Research
Photo by Mario Jasso from Cuartoscuro.I use qualitative methods including ethnographic observations, participant observation, and interviews to illuminate the lived experiences and everyday negotiations and interpretations that workers have with the multiple and intersecting digital technologies embedded in labor platforms. My current primary research site is Mexico, where platform-based work has become an increasingly popular option among workers, and especially male workers, to generate income and make a living amid a labor market marked with informality and precarity.
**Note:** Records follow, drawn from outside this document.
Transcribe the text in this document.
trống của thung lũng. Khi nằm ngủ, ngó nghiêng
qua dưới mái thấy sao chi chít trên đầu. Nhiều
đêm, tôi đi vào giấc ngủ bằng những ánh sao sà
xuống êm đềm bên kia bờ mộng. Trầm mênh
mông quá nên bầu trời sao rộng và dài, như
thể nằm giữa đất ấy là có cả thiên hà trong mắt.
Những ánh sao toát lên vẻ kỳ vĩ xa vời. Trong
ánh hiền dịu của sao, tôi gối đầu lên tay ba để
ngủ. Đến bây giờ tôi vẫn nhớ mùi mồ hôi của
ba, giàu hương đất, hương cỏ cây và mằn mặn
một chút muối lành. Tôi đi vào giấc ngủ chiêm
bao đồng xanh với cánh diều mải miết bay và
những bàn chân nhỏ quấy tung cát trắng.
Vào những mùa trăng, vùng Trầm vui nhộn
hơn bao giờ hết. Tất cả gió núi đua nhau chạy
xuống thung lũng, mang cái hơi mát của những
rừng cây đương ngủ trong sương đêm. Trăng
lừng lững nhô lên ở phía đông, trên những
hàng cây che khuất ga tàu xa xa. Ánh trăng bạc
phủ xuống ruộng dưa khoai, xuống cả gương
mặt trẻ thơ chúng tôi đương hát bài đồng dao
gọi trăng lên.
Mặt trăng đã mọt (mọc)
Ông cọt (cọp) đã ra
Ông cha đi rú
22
Food Delivery Platform Work in Mexico, City: From 2022-2023, I conducted an ethnographic study of food delivery gig work in Mexico City. This research includes ethnographic observations at a base—a physical space, typically near restaurants and residences, where food delivery gig couriers congregate to wait to get algorithmically assigned a food order. Participant observation as a food delivery gig worker and as a coala (a local nickname given to assistants to couriers who sitbehind a courier on motorcycle or bicycle, resembling a koala hugging a tree) and 75 semi-structured interviews with food delivery gig couriers taught me how the cultural, social, geographical, and economic context of the city deeply informs how workers navigate, interpret, and resist food delivery platforms, while also shaping the multiple and intersecting digital technologies embedded in them.
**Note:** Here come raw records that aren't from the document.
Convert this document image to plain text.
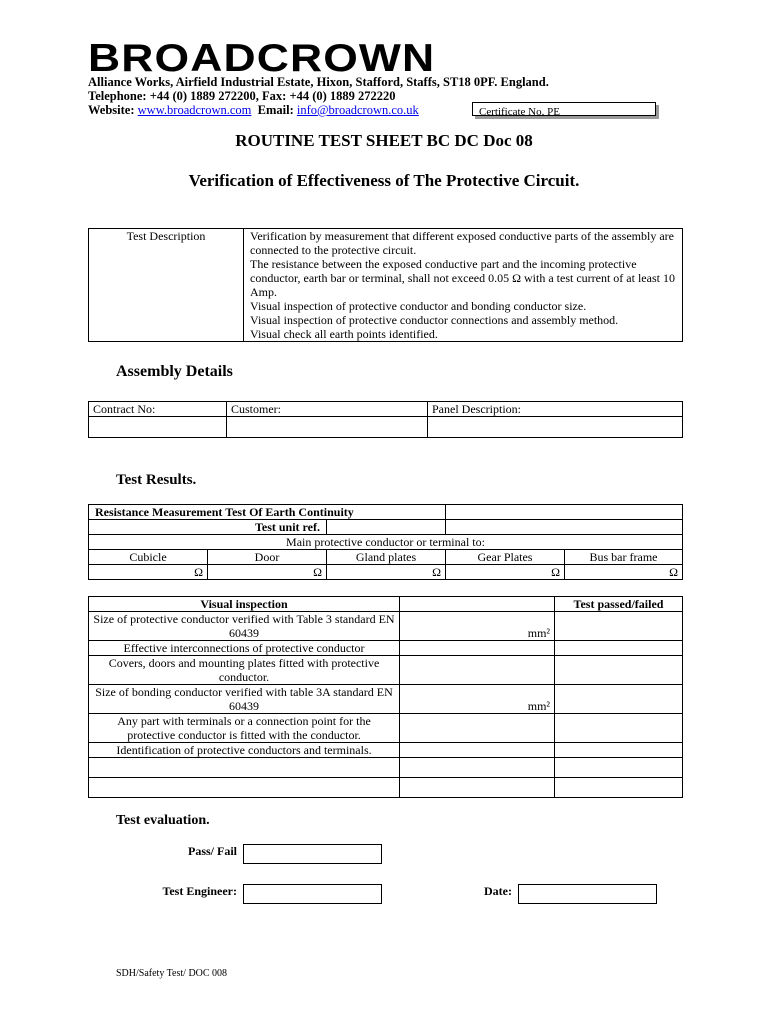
BROADCROWN
Alliance Works, Airfield Industrial Estate, Hixon, Stafford, Staffs, ST18 0PF. England.
Telephone: +44 (0) 1889 272200, Fax: +44 (0) 1889 272220
Website: www.broadcrown.com Email: info@broadcrown.co.uk	Certificate No. PE
ROUTINE TEST SHEET BC DC Doc 08
Verification of Effectiveness of The Protective Circuit.
Test Description	Verification by measurement that different exposed conductive parts of the assembly are connected to the protective circuit.
The resistance between the exposed conductive part and the incoming protective conductor, earth bar or terminal, shall not exceed 0.05 Ω with a test current of at least 10 Amp.
Visual inspection of protective conductor and bonding conductor size.
Visual inspection of protective conductor connections and assembly method.
Visual check all earth points identified.
Assembly Details
Contract No:	Customer:	Panel Description:

Test Results.
Resistance Measurement Test Of Earth Continuity				
Test unit ref.				
Main protective conductor or terminal to:				
Cubicle	Door	Gland plates	Gear Plates	Bus bar frame
Ω	Ω	Ω	Ω	Ω
Visual inspection		Test passed/failed
Size of protective conductor verified with Table 3 standard EN 60439	mm²	
Effective interconnections of protective conductor		
Covers, doors and mounting plates fitted with protective conductor.		
Size of bonding conductor verified with table 3A standard EN 60439	mm²	
Any part with terminals or a connection point for the protective conductor is fitted with the conductor.		
Identification of protective conductors and terminals.		

Test evaluation.
Pass/ Fail
Test Engineer:	Date:
SDH/Safety Test/ DOC 008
Ride-Hailing Platform Work in Monterrey, Mexico: In 2016, I traveled to the Mexican metropolis of Monterrey—a city gripped by deep de-industrialization, where I spent my childhood—to interview 60 Uber drivers. While talking and driving alongside drivers, I learned the multiple strategies and routines that drivers employed to generate the most possible income while logged into the Uber app. Moreover, I learned that platform-based work was not experienced uniformly among drivers; rather, past employment trajectories shaped how workers experienced and navigated this work.